Why does Hangfire.SqlServer use Read Committted Isolation mode for reads?

I have been having some scalability issues with Hangfire.SqlServer. I’ve tracked this down to the following scenario:

  1. A SQL Transaction that say, spans 10 - 15 seconds creates a Hangfire Job
  2. This blocks a lot of Hangfire’s select statements that explicitly use READCOMMITTED Isolation mode until the transaction is completed. Note that I’m on SQL Azure, where READCOMMITTEDSNAPSHOT is turned on.

Of course, its not ideal for my transactions to last that long – working on fixing that, but I’m curious what dynamic causes Hangfire to require READCOMMITTED?

What disastrous things would happen if we leave this to the default of READCOMMITTEDSNAPSHOT?

Hangfire uses READ COMMITTED isolation level to serialize access to background jobs, preventing it from fetching stale data.

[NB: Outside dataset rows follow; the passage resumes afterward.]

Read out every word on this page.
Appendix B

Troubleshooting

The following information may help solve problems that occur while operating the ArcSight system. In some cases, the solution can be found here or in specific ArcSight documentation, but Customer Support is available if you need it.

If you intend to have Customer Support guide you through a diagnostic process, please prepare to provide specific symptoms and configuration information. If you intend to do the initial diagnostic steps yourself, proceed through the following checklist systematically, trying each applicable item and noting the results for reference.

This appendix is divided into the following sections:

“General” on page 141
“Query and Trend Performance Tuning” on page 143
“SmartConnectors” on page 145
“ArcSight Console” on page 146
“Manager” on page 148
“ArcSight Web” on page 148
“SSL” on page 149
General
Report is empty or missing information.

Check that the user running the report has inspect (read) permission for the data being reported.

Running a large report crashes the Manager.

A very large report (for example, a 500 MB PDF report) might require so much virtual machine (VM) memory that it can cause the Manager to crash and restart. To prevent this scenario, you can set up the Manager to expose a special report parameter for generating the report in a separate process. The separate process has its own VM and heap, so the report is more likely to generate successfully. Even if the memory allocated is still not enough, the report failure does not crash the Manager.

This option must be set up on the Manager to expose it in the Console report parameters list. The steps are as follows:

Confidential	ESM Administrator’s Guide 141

This is fine, and this is the correct behavior to ensure all is working correctly. Outstanding transactions block all the queries related to background processing. Moreover, it uses the READCOMMITTED table hint to always apply shared locks, even if the “read committed snapshot” setting is enabled for the same purposes. Background monitoring queries use the NOLOCK table hint, because it is safe to show stale data in the dashboard.

What scalability issues do you have?

Thanks @odinserj.

Ok, I think I have a repro case.

Let’s assume we have a simple job:

public static void NoopJob()
    {
        // NO-OP
    }

We then declare a job that creates a batch within a transaction, we add an artificial delay of 30 seconds to demonstrate the issue:

public async Task CreateJob1()
    {
        using (var scope = new TransactionScope(TransactionScopeOption.Required, TimeSpan.FromMinutes(2), TransactionScopeAsyncFlowOption.Enabled))
        {
            var batchId = BatchJob.StartNew(c =>
            {
                for (var i = 0; i < 10; i++)
                {
                    c.Enqueue(() => NoopJob());
                }
            });

            await Task.Delay(TimeSpan.FromSeconds(30));
            scope.Complete();
        }
    }

And finally, we create a harmless method that does nothing fancy but simply creates a job:

public async Task CreateJob2()
    {
        BackgroundJob.Enqueue(() => NoopJob());
    }

Now, expected behavior when I call CreateJob1(), which blocks for 30 seconds, and call CreateJob2() within 30 seconds, there should be no blocking – and things work OK.

However, now open the Dashboard, call CreateJob1() (which blocks), and then call CreateJob2(), in that order – this should block. If it doesn’t call CreateJob2 a few times, normally blocks within 5-10 tries. The query it appears to block on is (@key nvarchar(4000))select count([Key]) from [HangFire].[Set] with (readcommittedlock) where [Key] = @key.

You’ll also notice the Dashboard is completely blocked while CreateJob1() is running – I think I narrowed that down to batches:started metric which the Dashboard tries to load.

If I remove batches from CreateJob1, there is no blocking anymore. So this scalability issue has to do when batches are used within transactions. All this is running within an ASP.NET WebAPI.

If you have any idea on what’s going on, please let me know. If not I’ll try to find a more deterministic repro case where CreateJob2 is blocked.

Repros are great as always! Default isolation level for TransactionScope class is Serializable:

The isolation level of a transaction is determined when the transaction is created. By default, the System.Transactions infrastructure creates Serializable transactions.
MSDN

This means that range locks are acquired to prevent phantom reads, and they are held until transaction is committed. So, your transaction prevents other transactions from running. Try to pass the IsolationLevel.ReadCommitted to your transaction scope instance.

Repeatable read isolation level does not apply range locks and blocks only those job records, that were modified in a transaction. Message queue implementation uses the READPAST table hint to prevent waiting on blocked records in the queue. It will wait on job records when they are modified by other transaction, but this is fine, great, by design and is essential to ensure the correctness of the processing.